Well I could be drinking mud water, and so could you, so grow up.











I never told anybody about that cat. It's cool.








Update, May 30th 2009: "because BY GEORGE this is the premium stage for a hurricane?" What a stupid fucking sentence. I wrote it and after only a month it took me a long minute to understand it.

Friday, April 17, 2009

Mood: overstimulated

I am not sure what chain of events lead me to Omegle.com, but I went there...


You're now chatting with a random stranger. Say hi!
Stranger: hi
You: It says I can share personal details if I like
Stranger: asl?
You have disconnected.



You're now chatting with a random stranger. Say hi!
Stranger: hi ow are you
You: Have you ever dropped your cell phone in water?
Stranger: hi how are you today?
Stranger: yes i have
You: That is how I am doing
Stranger: ah ok
Stranger: so
Stranger: what happened
You have disconnected.



You're now chatting with a random stranger. Say hi!
You: Yeah
Your conversational partner has disconnected.
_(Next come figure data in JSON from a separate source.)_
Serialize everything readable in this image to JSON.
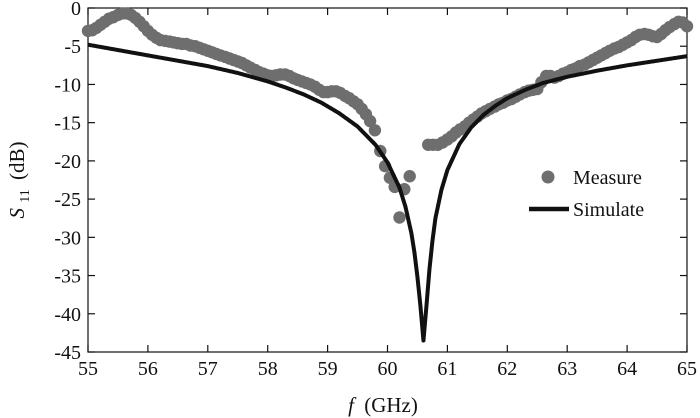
{
  "chart_data": {
    "type": "line",
    "title": "",
    "xlabel": {
      "symbol": "f",
      "unit": "(GHz)"
    },
    "ylabel": {
      "symbol": "S",
      "subscript": "11",
      "unit": "(dB)"
    },
    "xlim": [
      55,
      65
    ],
    "ylim": [
      -45,
      0
    ],
    "grid": false,
    "legend_position": "right",
    "x_ticks": [
      "55",
      "56",
      "57",
      "58",
      "59",
      "60",
      "61",
      "62",
      "63",
      "64",
      "65"
    ],
    "y_ticks": [
      "0",
      "-5",
      "-10",
      "-15",
      "-20",
      "-25",
      "-30",
      "-35",
      "-40",
      "-45"
    ],
    "series": [
      {
        "name": "Measure",
        "style": "markers",
        "color": "#6e6e6e",
        "points": [
          [
            55.0,
            -3.0
          ],
          [
            55.07,
            -2.9
          ],
          [
            55.14,
            -2.6
          ],
          [
            55.21,
            -2.2
          ],
          [
            55.28,
            -1.8
          ],
          [
            55.35,
            -1.4
          ],
          [
            55.42,
            -1.2
          ],
          [
            55.5,
            -0.9
          ],
          [
            55.58,
            -0.7
          ],
          [
            55.65,
            -0.7
          ],
          [
            55.72,
            -0.9
          ],
          [
            55.79,
            -1.3
          ],
          [
            55.86,
            -1.8
          ],
          [
            55.93,
            -2.4
          ],
          [
            56.0,
            -3.0
          ],
          [
            56.07,
            -3.5
          ],
          [
            56.14,
            -3.9
          ],
          [
            56.21,
            -4.2
          ],
          [
            56.29,
            -4.3
          ],
          [
            56.36,
            -4.4
          ],
          [
            56.43,
            -4.5
          ],
          [
            56.5,
            -4.6
          ],
          [
            56.57,
            -4.7
          ],
          [
            56.64,
            -4.7
          ],
          [
            56.71,
            -4.9
          ],
          [
            56.79,
            -5.0
          ],
          [
            56.86,
            -5.2
          ],
          [
            56.93,
            -5.4
          ],
          [
            57.0,
            -5.6
          ],
          [
            57.07,
            -5.8
          ],
          [
            57.14,
            -6.0
          ],
          [
            57.21,
            -6.2
          ],
          [
            57.29,
            -6.4
          ],
          [
            57.36,
            -6.6
          ],
          [
            57.43,
            -6.8
          ],
          [
            57.5,
            -7.0
          ],
          [
            57.57,
            -7.2
          ],
          [
            57.64,
            -7.5
          ],
          [
            57.71,
            -7.8
          ],
          [
            57.79,
            -8.1
          ],
          [
            57.86,
            -8.4
          ],
          [
            57.93,
            -8.6
          ],
          [
            58.0,
            -8.8
          ],
          [
            58.07,
            -8.9
          ],
          [
            58.14,
            -8.8
          ],
          [
            58.21,
            -8.7
          ],
          [
            58.29,
            -8.7
          ],
          [
            58.36,
            -8.9
          ],
          [
            58.43,
            -9.2
          ],
          [
            58.5,
            -9.4
          ],
          [
            58.57,
            -9.6
          ],
          [
            58.64,
            -9.8
          ],
          [
            58.71,
            -10.0
          ],
          [
            58.79,
            -10.3
          ],
          [
            58.86,
            -10.7
          ],
          [
            58.93,
            -11.0
          ],
          [
            59.0,
            -11.0
          ],
          [
            59.07,
            -10.9
          ],
          [
            59.14,
            -10.9
          ],
          [
            59.21,
            -11.1
          ],
          [
            59.29,
            -11.5
          ],
          [
            59.36,
            -11.8
          ],
          [
            59.43,
            -12.2
          ],
          [
            59.5,
            -12.6
          ],
          [
            59.57,
            -13.2
          ],
          [
            59.64,
            -13.9
          ],
          [
            59.71,
            -14.8
          ],
          [
            59.79,
            -16.0
          ],
          [
            59.88,
            -18.7
          ],
          [
            59.96,
            -20.7
          ],
          [
            60.04,
            -22.2
          ],
          [
            60.12,
            -23.4
          ],
          [
            60.2,
            -27.4
          ],
          [
            60.28,
            -23.7
          ],
          [
            60.37,
            -22.0
          ],
          [
            60.68,
            -17.9
          ],
          [
            60.76,
            -17.9
          ],
          [
            60.84,
            -17.9
          ],
          [
            60.92,
            -17.6
          ],
          [
            61.0,
            -17.2
          ],
          [
            61.07,
            -16.8
          ],
          [
            61.14,
            -16.3
          ],
          [
            61.21,
            -15.9
          ],
          [
            61.29,
            -15.5
          ],
          [
            61.36,
            -15.0
          ],
          [
            61.43,
            -14.6
          ],
          [
            61.5,
            -14.2
          ],
          [
            61.57,
            -13.8
          ],
          [
            61.64,
            -13.5
          ],
          [
            61.71,
            -13.2
          ],
          [
            61.79,
            -12.9
          ],
          [
            61.86,
            -12.6
          ],
          [
            61.93,
            -12.4
          ],
          [
            62.0,
            -12.1
          ],
          [
            62.07,
            -11.9
          ],
          [
            62.14,
            -11.6
          ],
          [
            62.21,
            -11.3
          ],
          [
            62.29,
            -11.0
          ],
          [
            62.36,
            -10.8
          ],
          [
            62.43,
            -10.7
          ],
          [
            62.5,
            -10.6
          ],
          [
            62.57,
            -9.7
          ],
          [
            62.65,
            -8.9
          ],
          [
            62.72,
            -8.9
          ],
          [
            62.79,
            -9.1
          ],
          [
            62.86,
            -8.9
          ],
          [
            62.93,
            -8.6
          ],
          [
            63.0,
            -8.4
          ],
          [
            63.07,
            -8.1
          ],
          [
            63.14,
            -7.9
          ],
          [
            63.21,
            -7.6
          ],
          [
            63.29,
            -7.4
          ],
          [
            63.36,
            -7.1
          ],
          [
            63.43,
            -6.8
          ],
          [
            63.5,
            -6.5
          ],
          [
            63.57,
            -6.2
          ],
          [
            63.64,
            -5.9
          ],
          [
            63.71,
            -5.6
          ],
          [
            63.79,
            -5.3
          ],
          [
            63.86,
            -5.1
          ],
          [
            63.93,
            -4.8
          ],
          [
            64.0,
            -4.5
          ],
          [
            64.07,
            -4.2
          ],
          [
            64.14,
            -3.8
          ],
          [
            64.21,
            -3.5
          ],
          [
            64.29,
            -3.4
          ],
          [
            64.36,
            -3.5
          ],
          [
            64.43,
            -3.7
          ],
          [
            64.5,
            -3.8
          ],
          [
            64.57,
            -3.4
          ],
          [
            64.64,
            -2.9
          ],
          [
            64.71,
            -2.5
          ],
          [
            64.79,
            -2.1
          ],
          [
            64.86,
            -1.8
          ],
          [
            64.93,
            -1.9
          ],
          [
            65.0,
            -2.4
          ]
        ]
      },
      {
        "name": "Simulate",
        "style": "line",
        "color": "#111111",
        "f0": 60.6,
        "min_db": -43.5,
        "points": [
          [
            55.0,
            -4.8
          ],
          [
            55.5,
            -5.5
          ],
          [
            56.0,
            -6.2
          ],
          [
            56.5,
            -6.9
          ],
          [
            57.0,
            -7.6
          ],
          [
            57.5,
            -8.5
          ],
          [
            58.0,
            -9.6
          ],
          [
            58.3,
            -10.4
          ],
          [
            58.6,
            -11.3
          ],
          [
            58.9,
            -12.4
          ],
          [
            59.2,
            -13.8
          ],
          [
            59.5,
            -15.5
          ],
          [
            59.8,
            -17.9
          ],
          [
            60.0,
            -20.2
          ],
          [
            60.2,
            -23.5
          ],
          [
            60.3,
            -26.0
          ],
          [
            60.4,
            -29.5
          ],
          [
            60.45,
            -32.0
          ],
          [
            60.5,
            -35.2
          ],
          [
            60.55,
            -39.0
          ],
          [
            60.6,
            -43.5
          ],
          [
            60.65,
            -39.0
          ],
          [
            60.7,
            -34.2
          ],
          [
            60.75,
            -30.5
          ],
          [
            60.8,
            -27.5
          ],
          [
            60.9,
            -23.8
          ],
          [
            61.0,
            -21.2
          ],
          [
            61.2,
            -17.8
          ],
          [
            61.4,
            -15.6
          ],
          [
            61.6,
            -14.0
          ],
          [
            61.8,
            -12.8
          ],
          [
            62.0,
            -11.8
          ],
          [
            62.3,
            -10.7
          ],
          [
            62.6,
            -9.8
          ],
          [
            63.0,
            -9.0
          ],
          [
            63.5,
            -8.2
          ],
          [
            64.0,
            -7.5
          ],
          [
            64.5,
            -6.9
          ],
          [
            65.0,
            -6.3
          ]
        ]
      }
    ]
  }
}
My dewey-eyed Disney bride, what has tried swapping your blood with formaldehyde?

Photobucket


Monsters?

Friday, March 20, 2009

dijo el Sombrerero loco




I would really like to see Sileni. And for everyone I know to listen to My Hands Burn by Nataly Dawn, via her Myspace: /natalydawn.

Saturday, March 14, 2009

NAPS ARE SAD

On days where you are alone in your apartment and have enough time to dedicate eleven and a half hours to In Cold Blood, start to finish, boring longwinded 150-page conclusion included
when you realize everybody is an asshole and you are only close to one person on the planet who's not your mother
laughing at even Robert Downey Jr.'s impressions of Charlie Chaplin onscreen
watching Flight of the Conchords episodes three and four on alternate repeat
and all you've had to eat this day is Flamin' Hot Cheetos and a super chocolate chip cookie
and you're on Livejournal
after painting a painfully Easter-colored owl shaped like a Christmas tree
3am:


that's loneliness, folks.




Friday, February 20, 2009

I wrote this letter to a friend

It is called Flower, and it might seem boring, but it is the most stimulating damn thing I have ever know. You move the controller up and down and over your continental shoulder to steer this one petal with the wind, and as you heal more fields/gorges/what the fuck, your tail begins to cluster bigger and longer with all differently colored flower petals (and the flowers make different instrumental sounds as you bloom them).
























I know, it's kind've a guy thing. Anyway the point of this post is for you to find the grammar mistake.